This comes down to despising government and what it can do. As a result, the only reason to govern is for money and power, because you believe that no actual good can be done.
Thus we have Karl Rove and his bully boys arm twisting to get the State Department to engage in actions benefiting their political allies.
White House aides have conducted at least half a dozen political briefings for the Bush administration’s top diplomats, including a PowerPoint presentation for ambassadors with senior adviser Karl Rove that named Democratic incumbents targeted for defeat in 2008 and a “general political briefing” at the Peace Corps headquarters after the 2002 midterm elections.

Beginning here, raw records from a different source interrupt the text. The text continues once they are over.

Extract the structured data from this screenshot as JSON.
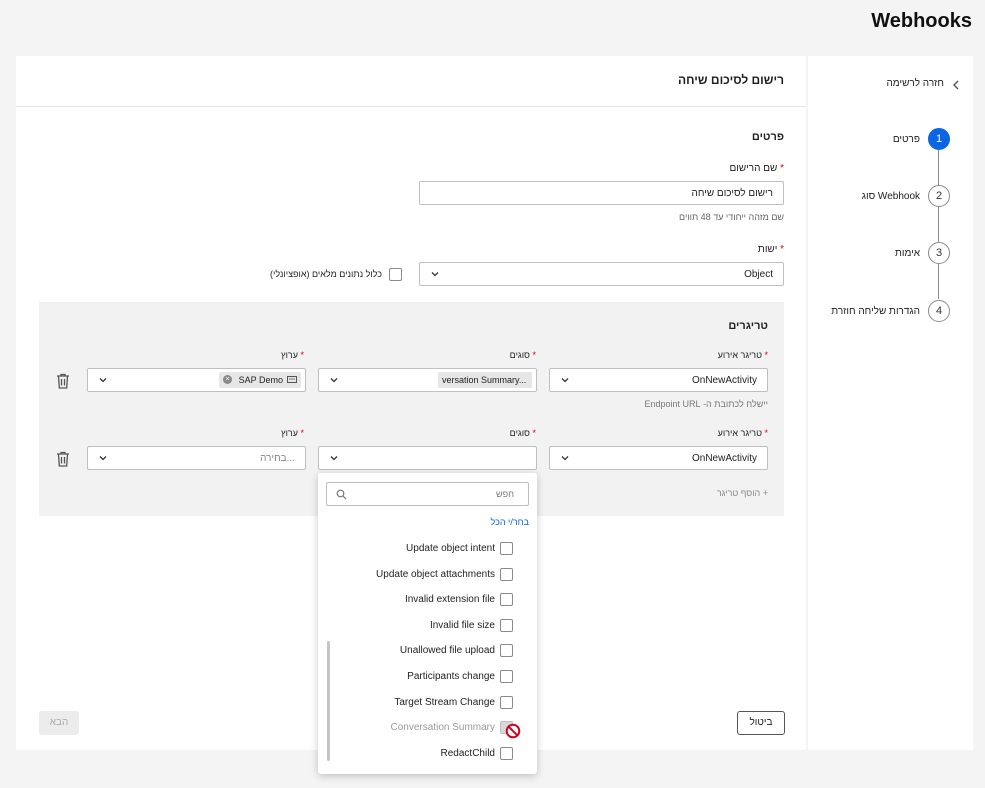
{
  "page_title": "Webhooks",
  "sidebar": {
    "back_label": "חזרה לרשימה",
    "steps": [
      {
        "number": "1",
        "label": "פרטים",
        "active": true
      },
      {
        "number": "2",
        "label": "סוג Webhook",
        "active": false
      },
      {
        "number": "3",
        "label": "אימות",
        "active": false
      },
      {
        "number": "4",
        "label": "הגדרות שליחה חוזרת",
        "active": false
      }
    ]
  },
  "form": {
    "header": "רישום לסיכום שיחה",
    "section_title": "פרטים",
    "registration_name_label": "שם הרישום",
    "required_mark": "*",
    "registration_name_value": "רישום לסיכום שיחה",
    "registration_name_hint": "שם מזהה ייחודי עד 48 תווים",
    "entity_label": "ישות",
    "entity_value": "Object",
    "full_data_label": "כלול נתונים מלאים (אופציונלי)"
  },
  "triggers": {
    "title": "טריגרים",
    "rows": [
      {
        "event_label": "טריגר אירוע",
        "event_value": "OnNewActivity",
        "types_label": "סוגים",
        "types_chip": "versation Summary...",
        "channel_label": "ערוץ",
        "channel_chip": "SAP Demo",
        "note": "יישלח לכתובת ה- Endpoint URL"
      },
      {
        "event_label": "טריגר אירוע",
        "event_value": "OnNewActivity",
        "types_label": "סוגים",
        "channel_label": "ערוץ",
        "channel_placeholder": "בחירה..."
      }
    ],
    "add_label": "+ הוסף טריגר"
  },
  "dropdown": {
    "search_placeholder": "חפש",
    "select_all": "בחר/י הכל",
    "items": [
      {
        "label": "Update object intent",
        "checked": false,
        "disabled": false
      },
      {
        "label": "Update object attachments",
        "checked": false,
        "disabled": false
      },
      {
        "label": "Invalid extension file",
        "checked": false,
        "disabled": false
      },
      {
        "label": "Invalid file size",
        "checked": false,
        "disabled": false
      },
      {
        "label": "Unallowed file upload",
        "checked": false,
        "disabled": false
      },
      {
        "label": "Participants change",
        "checked": false,
        "disabled": false
      },
      {
        "label": "Target Stream Change",
        "checked": false,
        "disabled": false
      },
      {
        "label": "Conversation Summary",
        "checked": true,
        "disabled": true
      },
      {
        "label": "RedactChild",
        "checked": false,
        "disabled": false
      }
    ]
  },
  "footer": {
    "cancel_label": "ביטול",
    "next_label": "הבא"
  },
  "colors": {
    "accent": "#0b66e4",
    "required": "#d0021b",
    "blocked": "#d0021b"
  }
}
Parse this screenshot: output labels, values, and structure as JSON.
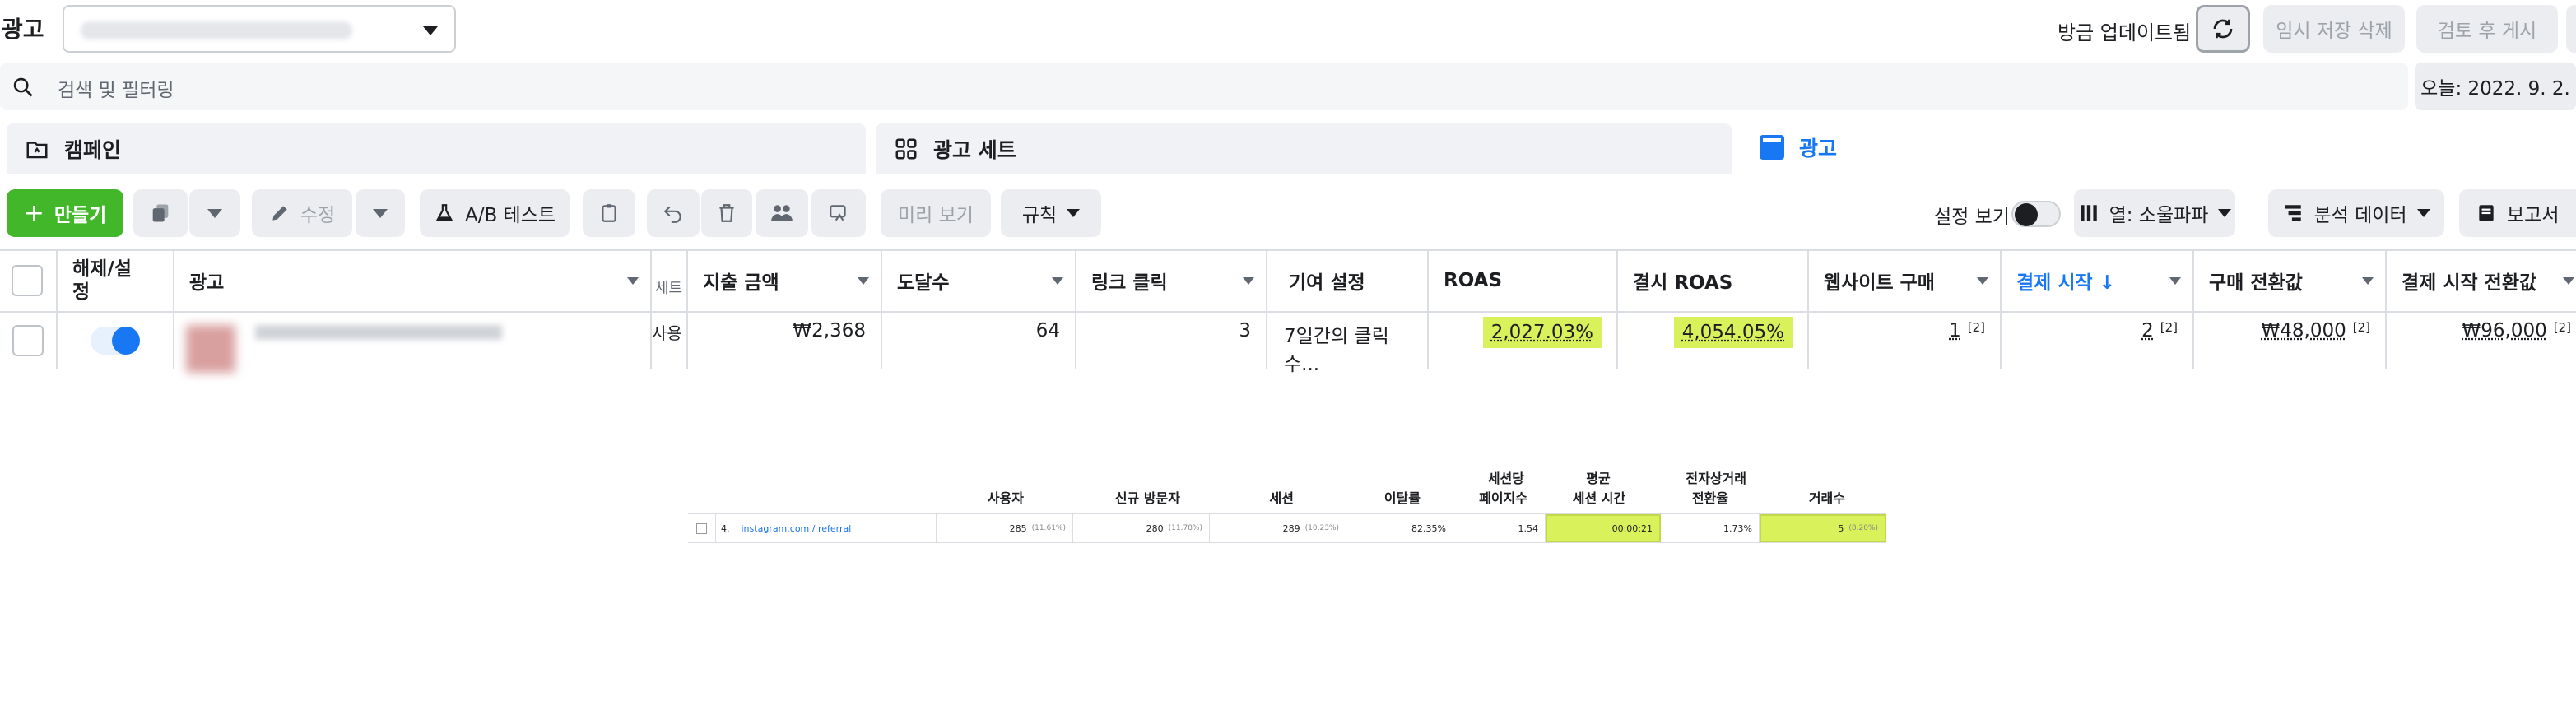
{
  "header": {
    "title": "광고",
    "account_placeholder": "(blurred)",
    "updated_label": "방금 업데이트됨",
    "discard_label": "임시 저장 삭제",
    "review_publish_label": "검토 후 게시"
  },
  "search": {
    "placeholder": "검색 및 필터링",
    "date_label": "오늘: 2022. 9. 2."
  },
  "tabs": [
    {
      "label": "캠페인"
    },
    {
      "label": "광고 세트"
    },
    {
      "label": "광고"
    }
  ],
  "toolbar": {
    "create_label": "만들기",
    "edit_label": "수정",
    "ab_test_label": "A/B 테스트",
    "preview_label": "미리 보기",
    "rules_label": "규칙",
    "view_settings_label": "설정 보기",
    "columns_label": "열: 소울파파",
    "breakdown_label": "분석 데이터",
    "reports_label": "보고서"
  },
  "table": {
    "headers": {
      "toggle": "해제/설정",
      "ad": "광고",
      "adset_partial": "세트",
      "spend": "지출 금액",
      "reach": "도달수",
      "link_clicks": "링크 클릭",
      "attribution": "기여 설정",
      "roas": "ROAS",
      "checkout_roas": "결시 ROAS",
      "purchases": "웹사이트 구매",
      "checkouts": "결제 시작 ↓",
      "purchase_value": "구매 전환값",
      "checkout_value": "결제 시작 전환값"
    },
    "row": {
      "adset_partial": "사용",
      "spend": "₩2,368",
      "reach": "64",
      "link_clicks": "3",
      "attribution": "7일간의 클릭수...",
      "roas": "2,027.03%",
      "checkout_roas": "4,054.05%",
      "purchases": "1",
      "purchases_sup": "[2]",
      "checkouts": "2",
      "checkouts_sup": "[2]",
      "purchase_value": "₩48,000",
      "purchase_value_sup": "[2]",
      "checkout_value": "₩96,000",
      "checkout_value_sup": "[2]"
    }
  },
  "analytics": {
    "headers": {
      "users": "사용자",
      "new_users": "신규 방문자",
      "sessions": "세션",
      "bounce": "이탈률",
      "pages_line1": "세션당",
      "pages_line2": "페이지수",
      "avg_line1": "평균",
      "avg_line2": "세션 시간",
      "ecom_line1": "전자상거래",
      "ecom_line2": "전환율",
      "transactions": "거래수"
    },
    "row": {
      "index": "4.",
      "source": "instagram.com / referral",
      "users": "285",
      "users_pct": "(11.61%)",
      "new_users": "280",
      "new_users_pct": "(11.78%)",
      "sessions": "289",
      "sessions_pct": "(10.23%)",
      "bounce": "82.35%",
      "pages": "1.54",
      "avg_time": "00:00:21",
      "ecom_rate": "1.73%",
      "transactions": "5",
      "transactions_pct": "(8.20%)"
    }
  },
  "colors": {
    "accent": "#1877f2",
    "create_green": "#42b72a",
    "highlight": "#d9f15b"
  }
}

The briefings, mostly run by Rove’s deputies at the White House political affairs office, began in early 2001 and included detailed analyses for senior officials of the political landscape surrounding critical congressional and gubernatorial races, according to documents obtained by the Senate Foreign Relations Committee.
The documents show for the first time how the White House sought to ensure that even its appointees involved in foreign policy were kept attuned to the administration’s election goals. Such briefings occurred semi-regularly over the past six years for staffers dealing with domestic policy, White House officials have previously acknowledged.
The point is not that Republicans are universally corrupt, though these days it certainly seems so.
Rather it is that when one comes from a position that sees government as the source of problems, and never solutions, then corruption is closer, since there is no good that comes through government service.